Die ältesten Dokumente des Neuen Testaments, die Briefe des Apostels Paulus, und das älteste Evangelium (Markus) wissen nichts
     von einer Jungfrauengeburt.
    Zweitens.
Die Weihnachtsgeschichten enthalten überwiegend fiktive Elemente, die mit dem wirklichen Hergang nichts zu tun haben. So gab
     es weder eine reichsweite Volkszählung unter Kaiser Augustus noch einen Kindermord in Bethlehem. Die Engel entstammen primitiver
     Mythologie, und die Hirten auf dem Felde ebenso wie die Magier aus dem Morgenland sind Idealpersonen. Die Erzählung über den
     Stern von Bethlehem ist eine Fiktion. Überdies wurde Jesus nicht in Bethlehem, sondern in Nazareth geboren.
    Drittens.
Jesus hatte einen menschlichen Vater. Die Jungfrauengeburt ist demgegenüber eine Deutung: Sie betont die Göttlichkeit der
     Person Jesu, indem sie ihn auf dieselbe Stufe wie andere Gottessöhne der Antike stellt, die angeblich ebenfalls von jungfräulichen
     Müttern geboren wurden. Der Evangelist Matthäus findet |80| einen Beleg dafür, dass Jesus von einer Jungfrau geboren worden sei, in der griechischen Übersetzung des Buches Jesaja, wo
     es in Kapitel 7, Vers 14 heißt: »Siehe, die Jungfrau wird schwanger sein und einen Sohn gebären.« Doch hatte Jesaja dabei
     ein noch zu seiner Zeit (8. Jahrhundert v. Chr.) eintretendes Ereignis im Blick. Außerdem steht im hebräischen Original »junge
     Frau« und nicht »Jungfrau«.
    Die historisch-kritische Arbeit zur Jungfrauengeburt und zur Weihnachtsgeschichte zerstört daher nicht nur den biblischen
     Anknüpfungspunkt der kirchlichen Dogmen zu Maria, sondern auch die Dogmen selbst. Denn wenn Jesus gar nicht von einer Jungfrau
     geboren wurde, fällt auch die gesamte römisch-katholische Mariologie einschließlich der unbefleckten Empfängnis wie ein Kartenhaus
     zusammen und erweist sich als Spuk. Dies alles provoziert die Frage, wie ein Gelehrter vom Rang Joseph Ratzingers die Mariendogmatik
     und Wallfahrten nach Lourdes mit seinem intellektuellen Gewissen vereinbaren kann. Sein Gebrauch der Bibel ist auch in Sachen
     Jungfrauengeburt nur noch peinlich und hat mit historisch-kritischer Vernunft nichts zu tun. Die junge jüdische Mutter Maria
     hätte nicht schlecht darüber gestaunt zu hören, was die christlichen Kirchen ihr und ihrem Sohn später andichten würden.

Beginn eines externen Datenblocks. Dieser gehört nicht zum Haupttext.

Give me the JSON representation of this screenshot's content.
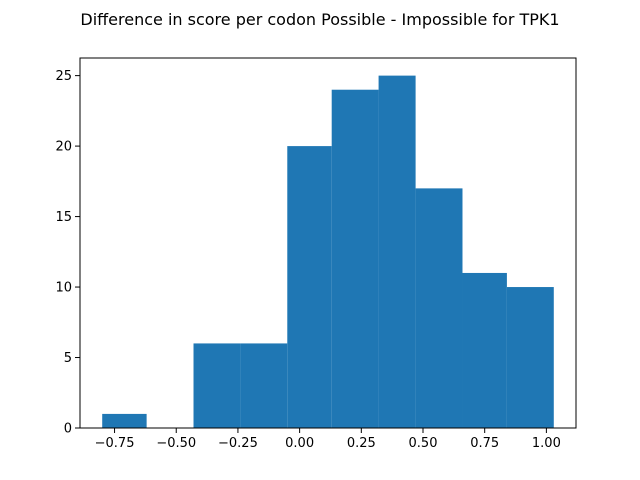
{
  "chart_data": {
    "type": "bar",
    "title": "Difference in score per codon Possible - Impossible for TPK1",
    "xlabel": "",
    "ylabel": "",
    "bins": [
      {
        "x0": -0.8,
        "x1": -0.62,
        "count": 1
      },
      {
        "x0": -0.62,
        "x1": -0.43,
        "count": 0
      },
      {
        "x0": -0.43,
        "x1": -0.24,
        "count": 6
      },
      {
        "x0": -0.24,
        "x1": -0.05,
        "count": 6
      },
      {
        "x0": -0.05,
        "x1": 0.13,
        "count": 20
      },
      {
        "x0": 0.13,
        "x1": 0.32,
        "count": 24
      },
      {
        "x0": 0.32,
        "x1": 0.47,
        "count": 25
      },
      {
        "x0": 0.47,
        "x1": 0.66,
        "count": 17
      },
      {
        "x0": 0.66,
        "x1": 0.84,
        "count": 11
      },
      {
        "x0": 0.84,
        "x1": 1.03,
        "count": 10
      }
    ],
    "xlim": [
      -0.89,
      1.12
    ],
    "ylim": [
      0,
      26.25
    ],
    "xticks": [
      -0.75,
      -0.5,
      -0.25,
      0.0,
      0.25,
      0.5,
      0.75,
      1.0
    ],
    "xtick_labels": [
      "−0.75",
      "−0.50",
      "−0.25",
      "0.00",
      "0.25",
      "0.50",
      "0.75",
      "1.00"
    ],
    "yticks": [
      0,
      5,
      10,
      15,
      20,
      25
    ],
    "ytick_labels": [
      "0",
      "5",
      "10",
      "15",
      "20",
      "25"
    ],
    "bar_color": "#1f77b4",
    "grid": false,
    "legend": false
  }
}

|81| 19. Liebe den Gleichgesinnten wie dich selbst 1
    Papst Benedikt XVI. sieht in der Einführung zu seiner ersten Enzyklika mit dem Titel »Deus Caritas Est« die Mitte des christlichen
     Glaubens in dem Wort aus dem Ersten Johannesbrief, Kapitel 4, Vers 16 ausgesprochen. Es lautet: »Gott ist die Liebe, und wer
     in der Liebe bleibt, bleibt in Gott, und Gott bleibt in ihm.« Anschließend behandelt er gelehrt die »Einheit der Liebe in
     Schöpfung und Heilsgeschichte« und bilanziert das »Liebestun der Kirche als eine ›Gemeinschaft der Liebe‹«. Christliche und
     nichtchristliche Kreise, ja selbst eingefleischte Kritiker der Kirche haben ihm daraufhin Lob gezollt.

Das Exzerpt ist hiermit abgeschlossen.